Zachary Salonek heard some rustling outside his home in south-central Minnesota around midnight recently and was startled to find a black bear rummaging through his dumpster.
Brown County, where Salonek and his fiancée, Cecily Eichhorn, live, is far from the 40 percent of the state that makes up Minnesota bear country. Or so they thought.
The bear they photographed rolling contentedly around their yard in early June was one of seven sightings in the county since May that have been plotted on a new online map that lets Minnesotans report bear sightings outside of the bears' traditional range across the forests of north and northeastern Minnesota.
Salonek's family lives a couple miles out of Springfield. He said the day after he saw the bear on his property he learned that his neighbor's bird feeder had been tipped over. And another bear — possibly the same one — was spotted about 15 miles to the west, around Lamberton.
Many more sightings have been pinned to the map around the Twin Cities since the tool went live in May, including more than 40 in Anoka County.
"We didn't expect to see this many sightings in the Twin Cities area or south of there," said Dave Garshelis, a research biologist with the Minnesota Department of Natural Resources.
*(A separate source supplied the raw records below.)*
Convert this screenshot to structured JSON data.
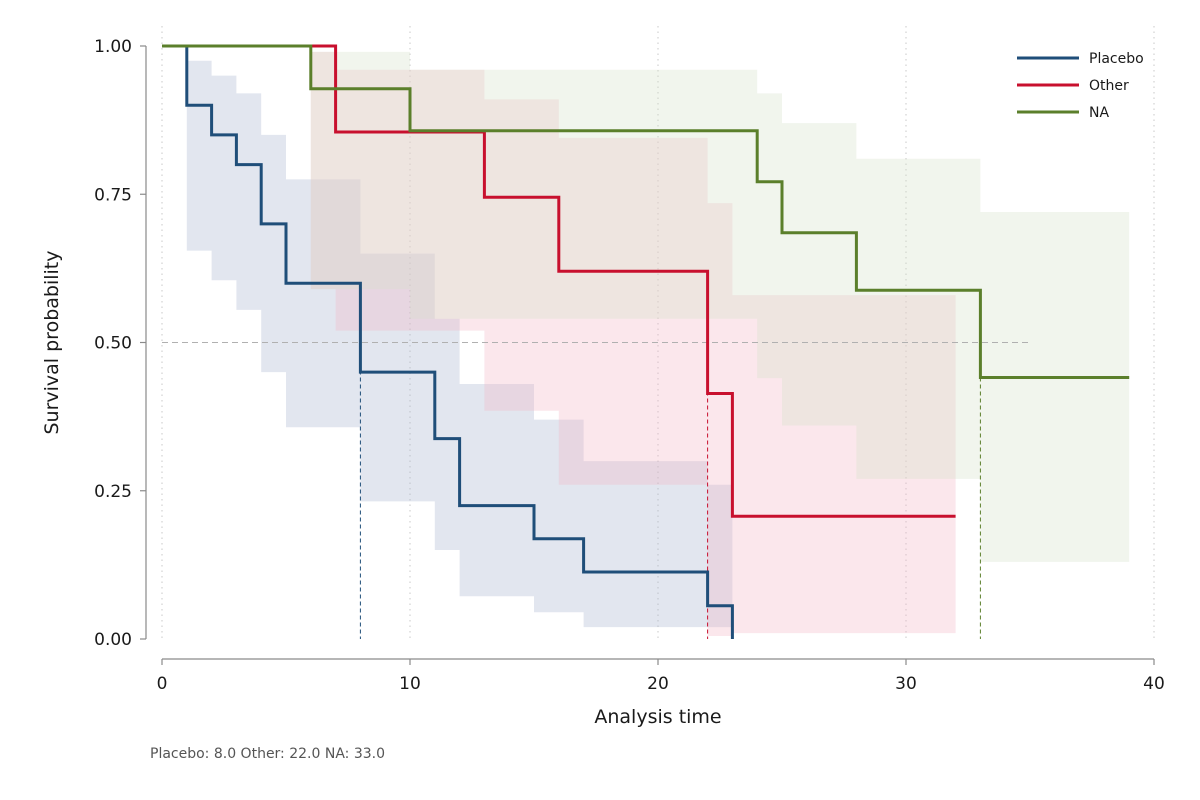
{
  "chart_data": {
    "type": "line",
    "subtype": "kaplan-meier step survival curves with confidence bands",
    "xlabel": "Analysis time",
    "ylabel": "Survival probability",
    "xlim": [
      0,
      40
    ],
    "ylim": [
      0,
      1
    ],
    "xticks": [
      0,
      10,
      20,
      30,
      40
    ],
    "yticks": [
      0,
      0.25,
      0.5,
      0.75,
      1.0
    ],
    "xtick_labels": [
      "0",
      "10",
      "20",
      "30",
      "40"
    ],
    "ytick_labels": [
      "0.00",
      "0.25",
      "0.50",
      "0.75",
      "1.00"
    ],
    "grid": "vertical dotted lines at x ticks",
    "reference_line": {
      "y": 0.5,
      "x_end": 35,
      "style": "dashed"
    },
    "legend_position": "top-right",
    "series": [
      {
        "name": "Placebo",
        "color": "#1f4e79",
        "band_color": "#a6b3cf",
        "median": 8,
        "steps": [
          [
            0,
            1.0
          ],
          [
            1,
            0.9
          ],
          [
            2,
            0.85
          ],
          [
            3,
            0.8
          ],
          [
            4,
            0.7
          ],
          [
            5,
            0.6
          ],
          [
            8,
            0.45
          ],
          [
            11,
            0.338
          ],
          [
            12,
            0.225
          ],
          [
            15,
            0.169
          ],
          [
            17,
            0.113
          ],
          [
            22,
            0.056
          ],
          [
            23,
            0.0
          ]
        ],
        "band": [
          [
            1,
            0.975,
            0.655
          ],
          [
            2,
            0.95,
            0.605
          ],
          [
            3,
            0.92,
            0.555
          ],
          [
            4,
            0.85,
            0.45
          ],
          [
            5,
            0.775,
            0.357
          ],
          [
            8,
            0.65,
            0.232
          ],
          [
            11,
            0.54,
            0.15
          ],
          [
            12,
            0.43,
            0.072
          ],
          [
            15,
            0.37,
            0.045
          ],
          [
            17,
            0.3,
            0.02
          ],
          [
            22,
            0.26,
            0.02
          ],
          [
            23,
            0.26,
            0.02
          ]
        ]
      },
      {
        "name": "Other",
        "color": "#c8102e",
        "band_color": "#f2b6c6",
        "median": 22,
        "steps": [
          [
            0,
            1.0
          ],
          [
            7,
            0.928
          ],
          [
            7,
            0.855
          ],
          [
            13,
            0.745
          ],
          [
            16,
            0.62
          ],
          [
            22,
            0.414
          ],
          [
            23,
            0.207
          ],
          [
            32,
            0.207
          ]
        ],
        "band": [
          [
            6,
            0.99,
            0.59
          ],
          [
            7,
            0.96,
            0.52
          ],
          [
            13,
            0.91,
            0.385
          ],
          [
            16,
            0.845,
            0.26
          ],
          [
            22,
            0.735,
            0.005
          ],
          [
            23,
            0.58,
            0.01
          ],
          [
            32,
            0.58,
            0.01
          ]
        ]
      },
      {
        "name": "NA",
        "color": "#5b7f2b",
        "band_color": "#d6e0c9",
        "median": 33,
        "steps": [
          [
            0,
            1.0
          ],
          [
            6,
            0.928
          ],
          [
            10,
            0.857
          ],
          [
            24,
            0.771
          ],
          [
            25,
            0.685
          ],
          [
            28,
            0.588
          ],
          [
            33,
            0.441
          ],
          [
            39,
            0.441
          ]
        ],
        "band": [
          [
            6,
            0.99,
            0.59
          ],
          [
            10,
            0.96,
            0.54
          ],
          [
            13,
            0.96,
            0.54
          ],
          [
            24,
            0.92,
            0.44
          ],
          [
            25,
            0.87,
            0.36
          ],
          [
            28,
            0.81,
            0.27
          ],
          [
            33,
            0.72,
            0.13
          ],
          [
            39,
            0.72,
            0.13
          ]
        ]
      }
    ]
  },
  "footnote": "Placebo: 8.0  Other: 22.0  NA: 33.0"
}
He cautioned against reading too much into the data, however.
"This is the first chance for people to actually report stuff in a formal way, and so obviously we're seeing what appears to be a lot of sightings compared to — nothing. We don't have a baseline," Garshelis said. "It's not really clear that this is represents any kind of an increase. When you look at the map you think, 'Oh, wow, it seems like a lot of bear sightings. It must be that there's bears moving in.' But we don't really know that."
He said if the map had been available a decade ago it might have revealed the same distribution. It's also possible that multiple people are plotting sightings of the same bear.